CAETANO Acho que você botou essa coisa meio inopinadamente. Algo que você vê como o lado escuro da baianidade.

LOBÃO É verdade. De maneira nenhuma eu iria colocar uma coisa assim tão explícita. É um cenário do império do medo, aquela coisa do Antonio Carlos.

CAETANO A lembrança do Macbeth eu achei bonita. 

LOBÃO MC Beth.

CAETANO Macbeth. MC Beth… Isso é o máximo, genial.
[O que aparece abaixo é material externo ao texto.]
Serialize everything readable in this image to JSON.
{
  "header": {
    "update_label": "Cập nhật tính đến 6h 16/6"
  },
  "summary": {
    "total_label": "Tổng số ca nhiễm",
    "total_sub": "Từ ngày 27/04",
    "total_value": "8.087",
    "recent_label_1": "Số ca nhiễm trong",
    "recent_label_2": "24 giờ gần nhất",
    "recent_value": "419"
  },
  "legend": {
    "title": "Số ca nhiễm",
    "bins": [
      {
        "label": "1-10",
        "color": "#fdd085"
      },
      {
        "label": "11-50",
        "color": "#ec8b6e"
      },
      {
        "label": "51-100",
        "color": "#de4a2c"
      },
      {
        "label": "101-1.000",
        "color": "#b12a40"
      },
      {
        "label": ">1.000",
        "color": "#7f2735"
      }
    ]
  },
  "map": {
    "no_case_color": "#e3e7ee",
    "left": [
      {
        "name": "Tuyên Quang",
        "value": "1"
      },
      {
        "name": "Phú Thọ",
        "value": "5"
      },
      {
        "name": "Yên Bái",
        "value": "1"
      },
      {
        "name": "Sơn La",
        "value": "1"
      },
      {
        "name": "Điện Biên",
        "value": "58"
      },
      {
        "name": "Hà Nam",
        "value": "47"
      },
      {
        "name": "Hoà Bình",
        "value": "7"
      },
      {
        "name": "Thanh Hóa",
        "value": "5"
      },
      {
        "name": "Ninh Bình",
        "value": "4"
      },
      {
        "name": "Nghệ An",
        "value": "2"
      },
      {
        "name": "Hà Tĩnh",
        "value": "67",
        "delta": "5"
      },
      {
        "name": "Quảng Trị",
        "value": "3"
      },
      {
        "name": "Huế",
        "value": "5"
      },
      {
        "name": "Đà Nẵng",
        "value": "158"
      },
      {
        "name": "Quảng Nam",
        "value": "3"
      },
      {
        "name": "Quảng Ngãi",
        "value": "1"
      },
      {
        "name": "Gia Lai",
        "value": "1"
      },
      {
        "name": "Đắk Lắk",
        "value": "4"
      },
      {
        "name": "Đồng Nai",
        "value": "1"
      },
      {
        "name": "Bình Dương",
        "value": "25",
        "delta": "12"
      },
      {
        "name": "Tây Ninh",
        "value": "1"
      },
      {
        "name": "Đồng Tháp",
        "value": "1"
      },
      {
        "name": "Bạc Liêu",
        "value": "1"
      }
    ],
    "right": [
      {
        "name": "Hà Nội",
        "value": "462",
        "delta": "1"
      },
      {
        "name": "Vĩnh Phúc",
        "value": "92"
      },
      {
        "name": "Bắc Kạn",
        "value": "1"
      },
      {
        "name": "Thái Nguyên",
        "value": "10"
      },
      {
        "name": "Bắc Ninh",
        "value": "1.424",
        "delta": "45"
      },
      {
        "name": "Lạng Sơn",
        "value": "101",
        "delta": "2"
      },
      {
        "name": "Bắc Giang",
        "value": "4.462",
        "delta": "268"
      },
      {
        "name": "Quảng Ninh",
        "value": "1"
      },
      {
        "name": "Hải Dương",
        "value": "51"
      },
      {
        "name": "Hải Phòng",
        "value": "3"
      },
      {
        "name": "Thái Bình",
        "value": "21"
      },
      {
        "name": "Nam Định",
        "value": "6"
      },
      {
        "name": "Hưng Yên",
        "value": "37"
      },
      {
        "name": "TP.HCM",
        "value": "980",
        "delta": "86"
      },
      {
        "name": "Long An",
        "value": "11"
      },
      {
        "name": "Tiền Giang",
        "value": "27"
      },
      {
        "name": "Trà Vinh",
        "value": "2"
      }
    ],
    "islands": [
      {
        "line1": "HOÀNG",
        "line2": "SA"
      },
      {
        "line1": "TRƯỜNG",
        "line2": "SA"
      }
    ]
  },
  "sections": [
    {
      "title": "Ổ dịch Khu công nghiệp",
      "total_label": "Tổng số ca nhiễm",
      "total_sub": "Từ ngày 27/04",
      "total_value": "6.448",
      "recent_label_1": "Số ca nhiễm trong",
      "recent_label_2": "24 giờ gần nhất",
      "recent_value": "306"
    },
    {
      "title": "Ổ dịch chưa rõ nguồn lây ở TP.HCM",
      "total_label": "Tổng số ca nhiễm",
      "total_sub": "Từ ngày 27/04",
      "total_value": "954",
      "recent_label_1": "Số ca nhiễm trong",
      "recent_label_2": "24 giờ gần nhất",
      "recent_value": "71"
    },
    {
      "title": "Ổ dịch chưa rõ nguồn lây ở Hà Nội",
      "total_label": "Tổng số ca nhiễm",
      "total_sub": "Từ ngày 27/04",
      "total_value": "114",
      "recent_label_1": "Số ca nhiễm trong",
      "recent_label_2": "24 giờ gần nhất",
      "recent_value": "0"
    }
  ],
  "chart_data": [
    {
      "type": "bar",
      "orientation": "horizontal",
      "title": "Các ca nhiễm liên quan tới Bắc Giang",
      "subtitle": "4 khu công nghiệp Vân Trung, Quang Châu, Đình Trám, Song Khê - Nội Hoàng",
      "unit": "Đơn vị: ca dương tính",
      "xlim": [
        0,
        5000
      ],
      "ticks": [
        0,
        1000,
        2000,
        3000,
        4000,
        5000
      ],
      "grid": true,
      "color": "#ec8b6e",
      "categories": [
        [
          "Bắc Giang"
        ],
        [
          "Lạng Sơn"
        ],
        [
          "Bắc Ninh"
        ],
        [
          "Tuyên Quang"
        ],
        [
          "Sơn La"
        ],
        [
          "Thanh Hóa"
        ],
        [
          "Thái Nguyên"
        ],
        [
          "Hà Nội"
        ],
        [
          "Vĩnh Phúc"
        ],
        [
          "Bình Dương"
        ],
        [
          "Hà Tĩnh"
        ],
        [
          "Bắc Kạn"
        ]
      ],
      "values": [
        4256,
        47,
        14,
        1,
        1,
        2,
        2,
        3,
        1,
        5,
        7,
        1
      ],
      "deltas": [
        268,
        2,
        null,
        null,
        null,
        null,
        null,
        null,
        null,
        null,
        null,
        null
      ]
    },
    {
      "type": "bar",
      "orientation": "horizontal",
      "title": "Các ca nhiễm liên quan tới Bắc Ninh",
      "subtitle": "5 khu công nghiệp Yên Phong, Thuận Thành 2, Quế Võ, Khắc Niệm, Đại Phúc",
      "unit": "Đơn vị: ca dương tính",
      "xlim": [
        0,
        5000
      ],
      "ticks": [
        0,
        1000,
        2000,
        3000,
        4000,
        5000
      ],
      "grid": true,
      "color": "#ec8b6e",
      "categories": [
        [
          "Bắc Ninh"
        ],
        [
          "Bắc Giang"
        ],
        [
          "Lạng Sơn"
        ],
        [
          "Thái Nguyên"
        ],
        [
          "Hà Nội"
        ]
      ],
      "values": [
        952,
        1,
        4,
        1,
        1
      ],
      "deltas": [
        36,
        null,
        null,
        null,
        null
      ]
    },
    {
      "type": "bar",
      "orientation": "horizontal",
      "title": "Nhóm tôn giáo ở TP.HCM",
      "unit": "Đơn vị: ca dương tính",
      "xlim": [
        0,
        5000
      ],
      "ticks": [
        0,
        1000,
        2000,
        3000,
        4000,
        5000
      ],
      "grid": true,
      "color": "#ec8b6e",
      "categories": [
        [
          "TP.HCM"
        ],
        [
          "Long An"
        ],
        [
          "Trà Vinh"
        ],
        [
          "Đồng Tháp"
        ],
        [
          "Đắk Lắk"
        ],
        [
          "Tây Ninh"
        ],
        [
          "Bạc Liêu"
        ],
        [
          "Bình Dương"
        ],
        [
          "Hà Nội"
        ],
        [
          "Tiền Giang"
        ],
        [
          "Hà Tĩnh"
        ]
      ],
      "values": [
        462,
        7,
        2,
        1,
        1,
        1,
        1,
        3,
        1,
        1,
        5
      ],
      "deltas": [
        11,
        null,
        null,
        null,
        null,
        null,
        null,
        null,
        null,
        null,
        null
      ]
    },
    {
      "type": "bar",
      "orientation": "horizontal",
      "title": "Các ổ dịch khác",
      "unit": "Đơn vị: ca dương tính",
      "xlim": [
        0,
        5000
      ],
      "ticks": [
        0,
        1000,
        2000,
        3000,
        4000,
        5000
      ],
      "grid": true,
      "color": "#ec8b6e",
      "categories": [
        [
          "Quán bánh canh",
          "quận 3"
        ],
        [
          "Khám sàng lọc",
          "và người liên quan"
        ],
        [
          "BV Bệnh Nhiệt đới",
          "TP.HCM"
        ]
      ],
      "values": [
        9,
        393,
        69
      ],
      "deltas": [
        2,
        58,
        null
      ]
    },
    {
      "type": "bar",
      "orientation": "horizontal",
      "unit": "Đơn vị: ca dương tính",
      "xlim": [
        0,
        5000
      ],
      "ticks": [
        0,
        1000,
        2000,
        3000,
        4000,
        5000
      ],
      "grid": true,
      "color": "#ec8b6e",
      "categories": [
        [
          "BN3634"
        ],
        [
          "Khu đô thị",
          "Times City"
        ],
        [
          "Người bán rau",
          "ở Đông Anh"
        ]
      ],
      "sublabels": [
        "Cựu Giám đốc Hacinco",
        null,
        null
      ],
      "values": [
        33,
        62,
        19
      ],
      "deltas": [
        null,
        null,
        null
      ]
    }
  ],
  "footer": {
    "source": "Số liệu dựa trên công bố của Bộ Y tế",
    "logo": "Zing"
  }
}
Houve um episódio sintomático durante a gravação do Video Music Awards, da MTV, em 1998 os Racionais MC's, que não são muito afeitos a aparecer na mídia, foram à televisão e houve um mal-estar entre eles e Carlinhos Brown, o mestre de cerimônias da noite.

CAETANO Era visível.

Ficou clara, talvez, essa oposição de que vocês estão falando. Carlinhos Brown chegou a falar que os Racionais eram sectários, tinham uma pregação negra muito oposta à dele, que é mais integradora. Você nota essa diferença?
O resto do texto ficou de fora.